A lot of people watching and a lot of people dead

(Image credit: Newshub.co.nz)
(Image credit: Newshub.co.nz)

 

“Terrorists want a lot of people watching, not a lot of people dead.”

American terrorism expert Brian Jenkins wrote these words in 1974, and for nearly three decades this was common wisdom. The lethality of terrorist groups, Jenkins argued, was a product not simply of limited access to weapons, but also self-restraint.

The logic was straightforward. Acts of violence that are too extreme and produce too many casualties are counterproductive because:

  • They damage group cohesion through the revulsion the group’s own members feel.
  • They alienate the terrorist group’s constituents and supporters.
  • They spark public outrage and harden attitudes among the terrorists’ target population.
  • This outrage triggers intense government crackdown on the group and its supporters, putting the movement’s very survival at risk.

Clearly things have changed, as today’s massacre of 49 people in terrorist attacks at two mosques in Christchurch, New Zealand demonstrate. But the attacks today add a deeply troubling new dimension that shows how far the pendulum has swung from that earlier understanding.
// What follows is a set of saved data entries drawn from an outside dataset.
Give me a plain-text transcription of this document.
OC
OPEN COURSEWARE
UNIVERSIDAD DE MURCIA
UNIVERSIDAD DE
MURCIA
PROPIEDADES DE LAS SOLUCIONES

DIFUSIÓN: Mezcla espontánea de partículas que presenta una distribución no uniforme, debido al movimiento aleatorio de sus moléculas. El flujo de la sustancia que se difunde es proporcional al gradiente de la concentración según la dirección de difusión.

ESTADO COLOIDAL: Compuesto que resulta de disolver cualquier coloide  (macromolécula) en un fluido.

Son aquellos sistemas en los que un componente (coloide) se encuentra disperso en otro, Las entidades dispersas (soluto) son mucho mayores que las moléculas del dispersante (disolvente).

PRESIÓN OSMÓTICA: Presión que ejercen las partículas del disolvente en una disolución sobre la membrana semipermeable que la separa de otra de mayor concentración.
The alleged terrorist, a 28-year-old Australian white supremacist named Brenton Tarrant, live-streamed video of his attack while it was in progress. It then metastasized, almost instantaneously, across the Internet.

More than eight hours after the shooting video at one of the mosques was first live-streamed on Facebook — apparently by the man who killed 49 people in a mosque in Christchurch — it still was getting uploaded and re-uploaded continuously by other people onto YouTube.  …
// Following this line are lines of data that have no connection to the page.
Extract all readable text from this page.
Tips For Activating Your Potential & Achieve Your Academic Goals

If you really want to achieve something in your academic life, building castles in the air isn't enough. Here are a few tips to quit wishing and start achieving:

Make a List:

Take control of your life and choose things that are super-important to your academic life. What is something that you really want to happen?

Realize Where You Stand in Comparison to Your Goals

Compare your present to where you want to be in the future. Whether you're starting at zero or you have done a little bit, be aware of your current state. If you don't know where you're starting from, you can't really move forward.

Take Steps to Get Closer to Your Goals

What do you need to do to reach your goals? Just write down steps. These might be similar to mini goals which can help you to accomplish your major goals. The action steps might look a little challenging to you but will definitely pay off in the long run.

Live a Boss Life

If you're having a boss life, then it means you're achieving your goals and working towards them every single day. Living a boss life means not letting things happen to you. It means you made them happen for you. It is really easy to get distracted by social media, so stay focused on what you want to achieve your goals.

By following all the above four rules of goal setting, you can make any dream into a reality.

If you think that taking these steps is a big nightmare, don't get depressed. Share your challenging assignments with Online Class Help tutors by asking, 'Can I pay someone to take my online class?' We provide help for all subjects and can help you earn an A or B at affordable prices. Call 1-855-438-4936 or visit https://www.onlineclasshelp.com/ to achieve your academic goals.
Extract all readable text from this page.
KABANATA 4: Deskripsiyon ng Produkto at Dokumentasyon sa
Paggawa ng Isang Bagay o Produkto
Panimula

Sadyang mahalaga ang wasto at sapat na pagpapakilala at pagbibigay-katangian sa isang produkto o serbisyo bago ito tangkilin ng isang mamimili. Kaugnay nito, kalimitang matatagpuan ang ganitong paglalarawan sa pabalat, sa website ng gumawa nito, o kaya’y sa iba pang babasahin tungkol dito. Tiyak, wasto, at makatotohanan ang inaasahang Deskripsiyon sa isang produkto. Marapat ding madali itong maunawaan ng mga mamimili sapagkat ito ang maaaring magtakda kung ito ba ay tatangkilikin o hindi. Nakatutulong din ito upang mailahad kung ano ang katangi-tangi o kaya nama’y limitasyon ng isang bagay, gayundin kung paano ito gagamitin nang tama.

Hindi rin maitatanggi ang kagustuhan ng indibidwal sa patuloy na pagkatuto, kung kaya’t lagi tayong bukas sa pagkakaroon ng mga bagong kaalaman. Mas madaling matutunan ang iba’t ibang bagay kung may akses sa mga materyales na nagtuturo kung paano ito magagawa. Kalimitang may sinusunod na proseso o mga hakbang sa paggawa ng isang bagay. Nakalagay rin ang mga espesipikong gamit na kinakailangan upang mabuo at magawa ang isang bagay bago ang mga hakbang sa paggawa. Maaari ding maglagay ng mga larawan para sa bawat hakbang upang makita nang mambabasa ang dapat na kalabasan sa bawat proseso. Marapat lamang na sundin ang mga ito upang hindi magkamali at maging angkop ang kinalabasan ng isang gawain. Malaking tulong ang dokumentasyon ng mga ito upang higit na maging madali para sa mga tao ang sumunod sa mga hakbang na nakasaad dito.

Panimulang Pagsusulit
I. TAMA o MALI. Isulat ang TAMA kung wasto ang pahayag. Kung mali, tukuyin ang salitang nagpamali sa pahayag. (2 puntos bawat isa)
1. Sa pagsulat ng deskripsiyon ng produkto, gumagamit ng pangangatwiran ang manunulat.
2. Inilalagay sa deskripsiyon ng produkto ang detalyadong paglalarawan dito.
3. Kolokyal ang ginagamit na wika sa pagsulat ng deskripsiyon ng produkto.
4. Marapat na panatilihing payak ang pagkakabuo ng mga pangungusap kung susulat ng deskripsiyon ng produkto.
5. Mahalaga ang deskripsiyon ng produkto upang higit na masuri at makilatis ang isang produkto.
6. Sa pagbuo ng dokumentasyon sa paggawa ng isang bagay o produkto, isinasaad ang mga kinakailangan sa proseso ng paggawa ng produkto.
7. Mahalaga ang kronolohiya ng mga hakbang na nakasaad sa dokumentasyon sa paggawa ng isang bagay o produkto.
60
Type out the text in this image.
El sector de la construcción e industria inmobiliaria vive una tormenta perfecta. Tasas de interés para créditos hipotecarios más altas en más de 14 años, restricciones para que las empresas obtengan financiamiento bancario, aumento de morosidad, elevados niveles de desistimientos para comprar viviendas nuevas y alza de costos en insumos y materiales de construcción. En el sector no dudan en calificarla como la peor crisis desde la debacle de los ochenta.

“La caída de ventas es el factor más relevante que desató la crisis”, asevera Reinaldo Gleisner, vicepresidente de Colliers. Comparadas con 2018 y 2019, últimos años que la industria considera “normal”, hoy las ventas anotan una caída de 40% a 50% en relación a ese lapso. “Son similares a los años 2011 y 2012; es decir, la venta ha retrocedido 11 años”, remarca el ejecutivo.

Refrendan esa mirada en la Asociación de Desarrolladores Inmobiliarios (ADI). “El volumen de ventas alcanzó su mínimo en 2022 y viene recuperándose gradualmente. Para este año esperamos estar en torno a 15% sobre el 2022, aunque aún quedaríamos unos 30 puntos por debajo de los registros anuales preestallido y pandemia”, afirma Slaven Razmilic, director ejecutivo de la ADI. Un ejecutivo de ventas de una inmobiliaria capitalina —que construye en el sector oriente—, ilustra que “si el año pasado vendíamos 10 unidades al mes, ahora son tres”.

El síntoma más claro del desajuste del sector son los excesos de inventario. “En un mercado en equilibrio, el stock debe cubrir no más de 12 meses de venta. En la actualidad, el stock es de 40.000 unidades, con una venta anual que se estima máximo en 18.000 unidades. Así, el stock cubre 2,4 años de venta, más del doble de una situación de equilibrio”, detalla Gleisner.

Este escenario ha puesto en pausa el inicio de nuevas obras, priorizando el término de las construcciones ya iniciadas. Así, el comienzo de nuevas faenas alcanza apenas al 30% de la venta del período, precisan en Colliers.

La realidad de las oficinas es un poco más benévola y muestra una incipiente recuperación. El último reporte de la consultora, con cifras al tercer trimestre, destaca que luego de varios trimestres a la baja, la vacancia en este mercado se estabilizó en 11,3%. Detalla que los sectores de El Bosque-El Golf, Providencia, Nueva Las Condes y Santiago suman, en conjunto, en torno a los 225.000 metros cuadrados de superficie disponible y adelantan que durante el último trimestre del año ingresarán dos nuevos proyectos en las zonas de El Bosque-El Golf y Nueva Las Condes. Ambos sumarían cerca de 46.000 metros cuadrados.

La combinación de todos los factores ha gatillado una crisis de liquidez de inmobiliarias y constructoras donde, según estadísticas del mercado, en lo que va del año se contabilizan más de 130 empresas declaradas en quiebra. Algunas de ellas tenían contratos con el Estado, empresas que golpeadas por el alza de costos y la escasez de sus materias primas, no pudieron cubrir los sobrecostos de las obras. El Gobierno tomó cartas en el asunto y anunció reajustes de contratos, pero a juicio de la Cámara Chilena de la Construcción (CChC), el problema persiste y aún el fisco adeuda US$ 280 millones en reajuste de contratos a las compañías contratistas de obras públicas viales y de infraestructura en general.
The New Zealand massacre video, which appeared to have been recorded with a GoPro helmet camera, was announced on the fringe chat room 8chan, live-streamed on Facebook, reposted on Twitter and YouTube and discussed on Reddit. Even hours after the shooting, the social-media giants Facebook, Twitter and YouTube continued to host versions of the shooting video, even as New Zealand authorities said they were calling for it to be taken down.

Ahead of the attack, Tarrant posted online a 74-page manifesto in which he described himself as an ethnonationalist and a fascist, rants about “white genocide,” and spews anti-immigrant hate. (I will not post any link to his manifesto here, nor quote his words.)  And, as one terrorism scholar pointed out on Twitter, he orchestrated an online media blitz to spread his message as widely as possible.

Today’s attacks in New Zealand are vivid examples of the changed face of terrorism and the perverse synergies between readily available means of mass killing and access to communications technologies that allow for near-instantaneous dissemination of the terrorists’ message.

Mass casualties have become the means by which the terrorist cuts through the noise and static of our oversaturated media environment. To publicize the cause it is no longer enough to simply kill “a single man in Algiers which will be noted the next day by the American press,” as Ramdane Abane once said in explaining the FLN’s decision to initiate a campaign of urban terrorism in French-occupied Algeria in the 1950s.

Changes in both the organizational structure of terrorist movements and in the types of ideologies that motivate them have also immunized terrorists from what were assumed to be the negative consequences of killing too many people in too horrific a fashion. Radicalized and networked individuals and self-contained cells following the doctrine of leaderless resistance and moving within extremist online circles where mass casualty attacks are hailed, not reviled, have little fear either of alienating fellow true believers or that a government crackdown will silence their movement.

That’s why, writing in 2007, Brian Jenkins updated his earlier dictum to reflect a new reality — many of today’s terrorists want a lot of people watching and a lot of people dead. New Zealand is now a case in point.